Opinión

La lengua de Cordero

La primera y más importante lección que deben sacar los panistas después de la contienda electoral interna, es que tienen que moderar su lenguaje. Bájenle, o háganse responsables de sus dichos.

Cordero le dijo al país que Gustavo Madero y su equipo eran una partida de ladrones. No fue un lapsus, sino que lo repitió una y otra vez.

Basó su campaña en decir que “el otro candidato” y sus cercanos estaban ligados a las estafas en los casinos, y a los “moches” solicitados a alcaldes panistas para asignar recursos etiquetados a sus municipios.

Después de los 13 puntos de diferencia con que lo aventajó Madero, Cordero habló de que “sólo la unidad dará la fuerza necesaria para enfrentar los próximos retos del partido”.

Muy bien por su reconocimiento al valor de la unidad, pero ¿por qué no pensó en la unidad antes de convertir la campaña del PAN en un cochinero, mediante acusaciones graves a sus compañeros de partido?

¿Qué va a hacer Ernesto Cordero ante la actual circunstancia?

¿Cómo le va a explicar a la opinión pública que Madero no es un delincuente y quienes lo acompañan tampoco son corruptos, mapaches y entreguistas, como los llamó?

Porque al país le dijo con todas sus letras que los integrantes del círculo maderista eran unos “...inches ladrones”. Textual.

Ernesto Cordero aceptó la derrota el domingo luego de una paliza de más de trece puntos porcentuales de diferencia, que hicieron inviable cualquier intento de reclamo a través de los tribunales.

Ahora Cordero debe dar una explicación, ofrecer disculpas, porque mintió durante la campaña contra Madero. O si dijo la verdad, debe sostenerse.

No se vale el argumento de que en campaña todo se puede decir. Las personas adultas y con una responsabilidad pública, tienen que hacerse cargo de sus dichos y acusaciones, con campaña o sin campaña.
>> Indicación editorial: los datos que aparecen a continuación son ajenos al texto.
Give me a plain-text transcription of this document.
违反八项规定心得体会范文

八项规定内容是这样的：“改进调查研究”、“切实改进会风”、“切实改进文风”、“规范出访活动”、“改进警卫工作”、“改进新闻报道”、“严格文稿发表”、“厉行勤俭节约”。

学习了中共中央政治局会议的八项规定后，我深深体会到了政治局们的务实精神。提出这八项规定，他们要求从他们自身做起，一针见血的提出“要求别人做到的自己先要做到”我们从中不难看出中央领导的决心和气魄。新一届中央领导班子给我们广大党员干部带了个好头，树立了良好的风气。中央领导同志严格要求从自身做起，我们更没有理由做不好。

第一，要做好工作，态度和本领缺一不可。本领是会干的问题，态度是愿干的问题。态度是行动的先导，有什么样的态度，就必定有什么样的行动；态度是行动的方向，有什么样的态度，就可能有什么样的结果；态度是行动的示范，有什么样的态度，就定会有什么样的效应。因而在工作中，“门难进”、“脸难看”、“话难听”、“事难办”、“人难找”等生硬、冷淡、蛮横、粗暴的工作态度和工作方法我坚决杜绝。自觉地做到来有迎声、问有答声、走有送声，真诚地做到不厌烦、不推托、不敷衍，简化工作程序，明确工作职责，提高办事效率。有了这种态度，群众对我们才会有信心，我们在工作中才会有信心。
Madero barrió con las aspiraciones de Cordero y del mini maximato que a través suyo iba a imponer el expresidente Felipe Calderón dentro del PAN.

El chihuahuense se quedó con todas las canicas. El punto está en si ahora las va a querer repartir para dar cauce a las expresiones distintas a la suya, o se va a engolosinar con su victoria, ciertamente amplia.

“Todos estamos unidos y todos somos necesarios”, dijo Madero al momento de anunciarse su triunfo. ¿Lo dijo en serio? ¿O sólo es una frase de triunfador?

Vamos a ver si Madero da cauce a ese reconocimiento de que “todos somos necesarios”, pues en las filas del calderonismo hay cuadros valiosos, con prestigio, capacidad y liderazgo.

Dentro del equipo de Cordero se encuentra, quizá, lo mejor del panismo; sin embargo, están intoxicados de rabia por haber perdido el gobierno y no tener el control del partido, y contaron con un candidato que eligió el lenguaje de López Obrador para enfrentar a sus adversarios internos.

“Los que están conmigo son puros, y lo que están con el otro con corruptos”, fue el eje discursivo de la campaña de Cordero.

Ni el país ni el PAN gustan de los pendencieros, y así lo refleja el resultado de la elección del domingo, en que Cordero fue noqueado. Para reconstruir la unidad, tal vez tendrían que empezar por entender el significado y el peso de las palabras.